Very nice! Pete's fertilization advice is exactly what I'd do too. Synthetics first, milo after it's established. Also, PRG looks much better cut short and it handles it great. 2" is fine. You will love the look. I am cutting as low as 1" with a reel mower on a repair section of pure PRG and it's thickening up like crazy. By the way, what did you do with all that old sod?


----------



## homegrown101 (Jun 18, 2017)

A family member used most of it as fill dirt and the rest we took to the county waste transfer station, for some reason the county doesn't accept sod for recycle.


----------



## wardconnor (Mar 25, 2017)

This is an awesome testimony to perennial ryegrass and how fast it grows in. I love that stuff. Good work.


----------



## homegrown101 (Jun 18, 2017)

Some pics of the first mow. I was holding off on the mow to let seedlings get established from the seeds I threw down last week in the thin areas. Some spots were over 5 inches so I only cut to 3.5 inches. I'll probably mow again in the next few days and work my way down to 2 inches.


----------



## homegrown101 (Jun 18, 2017)

I also noticed a mole has dug through the yard  and into my flower bed. Would it be safe to apply a grub control product like Scoots GrubEx1 on a new lawn?


----------



## g-man (Jun 15, 2017)

It is normally too late for grubex1.

This Michigan State University article recommends the application of GrubEx (chlorantraniliprole) between April 1 and May 30. The article actually say: "so it can be applied any time after the grass turns green in the spring".

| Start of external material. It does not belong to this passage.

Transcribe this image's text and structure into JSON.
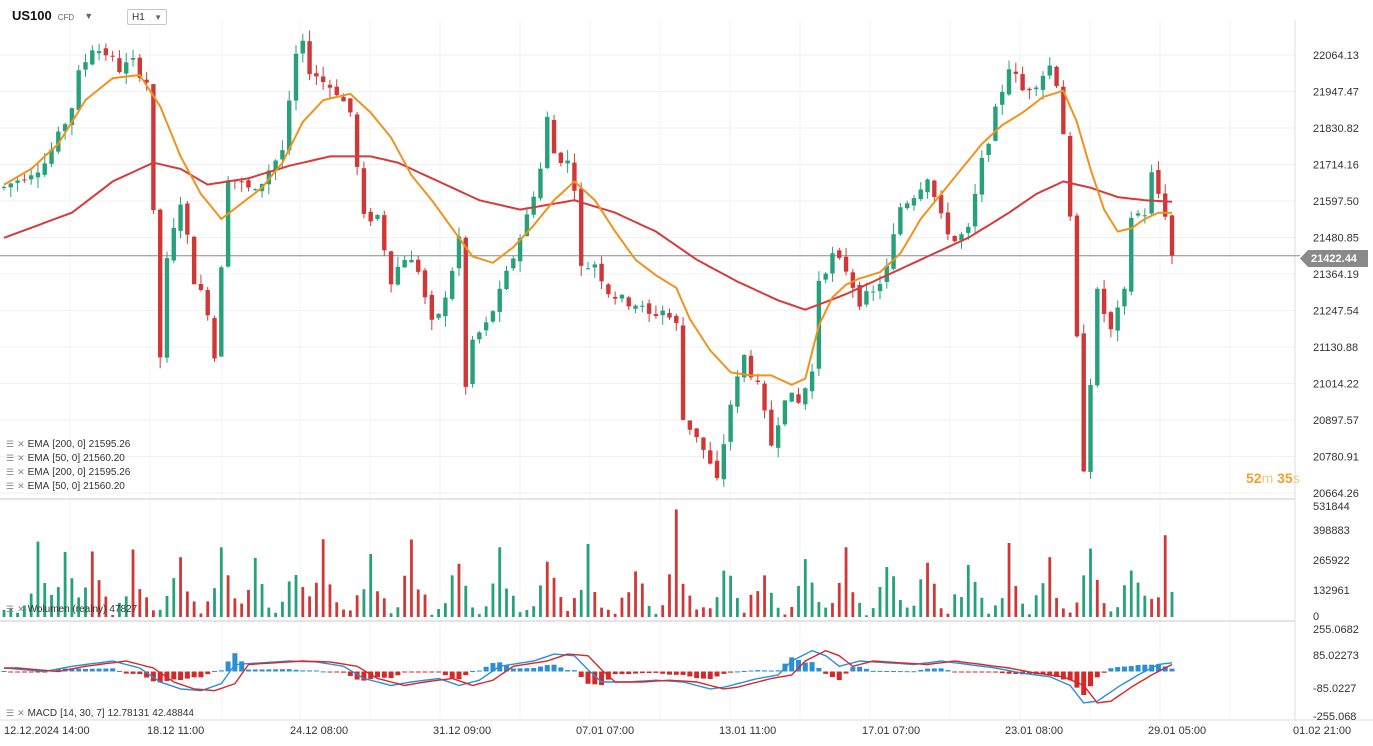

http://msue.anr.msu.edu/news/how_to_choose_and_when_to_apply_grub_control_products_for_your_lawn


----------



## homegrown101 (Jun 18, 2017)

Wanted to give an update on the lawn. Overall the lawn is looking beautiful compared to what it used to look like. There are some small issues I'm tackling such as trying to figure out the amount of water the lawn needs per week. I was trying to move to deep watering (over 1/2 an inch) every 2-3 days but we're getting temps in the ranges of 75F-82F degrees with no rain in sight so I going to try medium (less then 1/2 inch) watering very other day. Also would anyone be able to tell me whats causing the patches of light green grass? I'm guessing its not enough nitrogen as the patches seemed bigger before applying more starter fert but I'm not sure.

July 4th,


Today,


Another angle


Close up


----------